Like UConn, Oklahoma Lost Money in Fiesta Bowl

News about the UConn football team has taken a back seat for the time being, lost amid all the Big East and NCAA Tournament hoopla. Spring practice starts tomorrow but if all goes well on the basketball front, the men's and women's teams could be playing for three more weeks.

However, with no basketball on the schedule for a few more days, now seems like a good time to catch up on other UConn sports-related news. We last talked about the University losing $1.8 million when the football team played Oklahoma in the Fiesta Bowl earlier this year.

As I wrote at the time, the fallout was predictable: supporters, fans and taxpayers were equal parts mad and confused. How can you lose money when the Fiesta Bowl forked over $17 million earlier this year to the Big East and Big 12, $2.5 million of which made it's way back to UConn?

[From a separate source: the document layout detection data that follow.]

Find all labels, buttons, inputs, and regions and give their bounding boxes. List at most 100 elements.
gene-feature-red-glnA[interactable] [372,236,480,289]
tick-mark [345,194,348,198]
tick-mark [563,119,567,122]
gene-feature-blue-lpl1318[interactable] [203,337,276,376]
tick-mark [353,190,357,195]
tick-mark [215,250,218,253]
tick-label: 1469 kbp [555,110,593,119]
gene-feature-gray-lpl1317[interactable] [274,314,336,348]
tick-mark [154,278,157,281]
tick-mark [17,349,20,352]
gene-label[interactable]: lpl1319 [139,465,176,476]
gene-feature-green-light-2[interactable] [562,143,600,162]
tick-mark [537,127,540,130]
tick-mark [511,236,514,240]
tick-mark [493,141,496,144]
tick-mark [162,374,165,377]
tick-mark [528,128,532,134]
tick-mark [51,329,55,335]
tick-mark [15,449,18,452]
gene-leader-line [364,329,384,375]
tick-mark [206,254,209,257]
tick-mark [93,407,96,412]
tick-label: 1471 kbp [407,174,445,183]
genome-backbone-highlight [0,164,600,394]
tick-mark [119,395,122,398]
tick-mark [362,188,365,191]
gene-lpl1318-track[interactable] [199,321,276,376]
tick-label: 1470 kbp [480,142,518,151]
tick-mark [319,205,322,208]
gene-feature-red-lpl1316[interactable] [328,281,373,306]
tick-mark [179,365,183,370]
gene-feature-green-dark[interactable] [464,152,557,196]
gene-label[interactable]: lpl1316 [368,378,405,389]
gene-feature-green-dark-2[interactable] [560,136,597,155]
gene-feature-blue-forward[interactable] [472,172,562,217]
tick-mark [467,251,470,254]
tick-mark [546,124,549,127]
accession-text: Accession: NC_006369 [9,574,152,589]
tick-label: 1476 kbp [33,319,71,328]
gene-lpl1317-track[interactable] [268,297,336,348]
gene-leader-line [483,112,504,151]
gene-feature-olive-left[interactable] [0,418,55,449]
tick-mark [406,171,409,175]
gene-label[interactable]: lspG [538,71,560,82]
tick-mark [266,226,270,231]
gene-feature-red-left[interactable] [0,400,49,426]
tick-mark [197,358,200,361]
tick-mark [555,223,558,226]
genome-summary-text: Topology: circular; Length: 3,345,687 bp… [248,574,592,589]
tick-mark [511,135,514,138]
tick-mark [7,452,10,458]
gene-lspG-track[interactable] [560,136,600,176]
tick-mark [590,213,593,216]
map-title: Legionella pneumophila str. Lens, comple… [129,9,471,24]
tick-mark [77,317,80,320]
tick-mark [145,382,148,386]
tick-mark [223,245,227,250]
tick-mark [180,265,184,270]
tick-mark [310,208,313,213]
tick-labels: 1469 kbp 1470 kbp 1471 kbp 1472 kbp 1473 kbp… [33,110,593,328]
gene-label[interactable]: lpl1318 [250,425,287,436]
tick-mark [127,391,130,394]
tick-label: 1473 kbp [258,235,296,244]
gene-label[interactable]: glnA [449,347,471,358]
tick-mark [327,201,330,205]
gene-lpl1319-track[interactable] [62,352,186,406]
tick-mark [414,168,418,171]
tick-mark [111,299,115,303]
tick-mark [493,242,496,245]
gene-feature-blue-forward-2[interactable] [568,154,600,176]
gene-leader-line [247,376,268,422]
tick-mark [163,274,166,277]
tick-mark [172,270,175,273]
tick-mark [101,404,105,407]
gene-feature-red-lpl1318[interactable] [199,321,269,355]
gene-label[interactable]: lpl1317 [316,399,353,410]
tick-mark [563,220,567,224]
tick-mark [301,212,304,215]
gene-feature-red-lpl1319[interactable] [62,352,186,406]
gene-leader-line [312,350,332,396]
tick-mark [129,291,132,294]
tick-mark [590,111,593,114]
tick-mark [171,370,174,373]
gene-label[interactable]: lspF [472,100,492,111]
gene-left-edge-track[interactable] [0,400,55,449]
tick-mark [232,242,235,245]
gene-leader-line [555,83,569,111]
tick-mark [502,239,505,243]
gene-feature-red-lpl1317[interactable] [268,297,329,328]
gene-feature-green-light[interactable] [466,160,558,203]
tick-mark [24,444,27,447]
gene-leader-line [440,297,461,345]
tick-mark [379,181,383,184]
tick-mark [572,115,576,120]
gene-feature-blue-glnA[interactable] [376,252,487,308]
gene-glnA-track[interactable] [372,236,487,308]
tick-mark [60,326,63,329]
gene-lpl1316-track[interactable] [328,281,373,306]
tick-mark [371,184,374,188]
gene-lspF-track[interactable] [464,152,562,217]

The simple answer: the University had to buy game tickets through the bowl, which were substantially more expensive than tickets available on websites like Stubhub.com. More generally, many schools appear in bowl games and end up losing money. But as UConn's associate director of athletics/communications Mike Enright told the Connecticut Post two weeks ago, there are other benefits to UConn playing in a BCS bowl game: improved recruiting, increased admissions, and higher ticket sales and donations.

And then there's this, from Thursday's Hartford Courant: the Big 12 Conference gave Oklahoma, a perennial national football powerhouse, $1.8 million to cover their Fiesta Bowl expenses. The details:

Oklahoma had a net gain of $9,350 from its Jan.1 date with UConn in the Fiesta Bowl, according to a school official and financial documents submitted to the NCAA.

However, the gain would have been a huge loss had it not been for the Big 12 policy of absorbing much of the cost of unsold tickets. The Big 12 absorbed 10,403 tickets at $1,884,250. The school absorbed 1,530 at $337,080.

"You get an allowance for all your expenses from the conference every year but you are responsible for staying within the confines of that allotment," Kenny Mossman, the director of media relations in OU's athletic department, told the Courant. "It's not the same amount every year."

As for teams having to cover the difference in unsold tickets, Big East commissioner John Marinatto expects a discussion on the matter this spring.

"It's not an uncommon policy to have some protection in place in case something like this happens," Marinatto told the Courant. "The membership could certainly make a decision to have what's in place now, or change to more of a fluctuating policy where schools, in a particular year, would be responsible to contribute a portion of their bowl monies back to the school that's trying to cover cost when it can't sell its tickets. It's a reasonable thing to do. . . . I expect it to be discussed this spring."

UConn will get $3.8 million from the Big East later this year as "each football-playing school in the league will receive that amount as its cut from bowl and television revenue."  But it's not just teams relatively new to Division I who operate at a loss in big-time bowl games. Even the Oklahomas of the football-playing world operate in the red. Unfortunately, that's more an indictment of the current setup than the sport's popularity.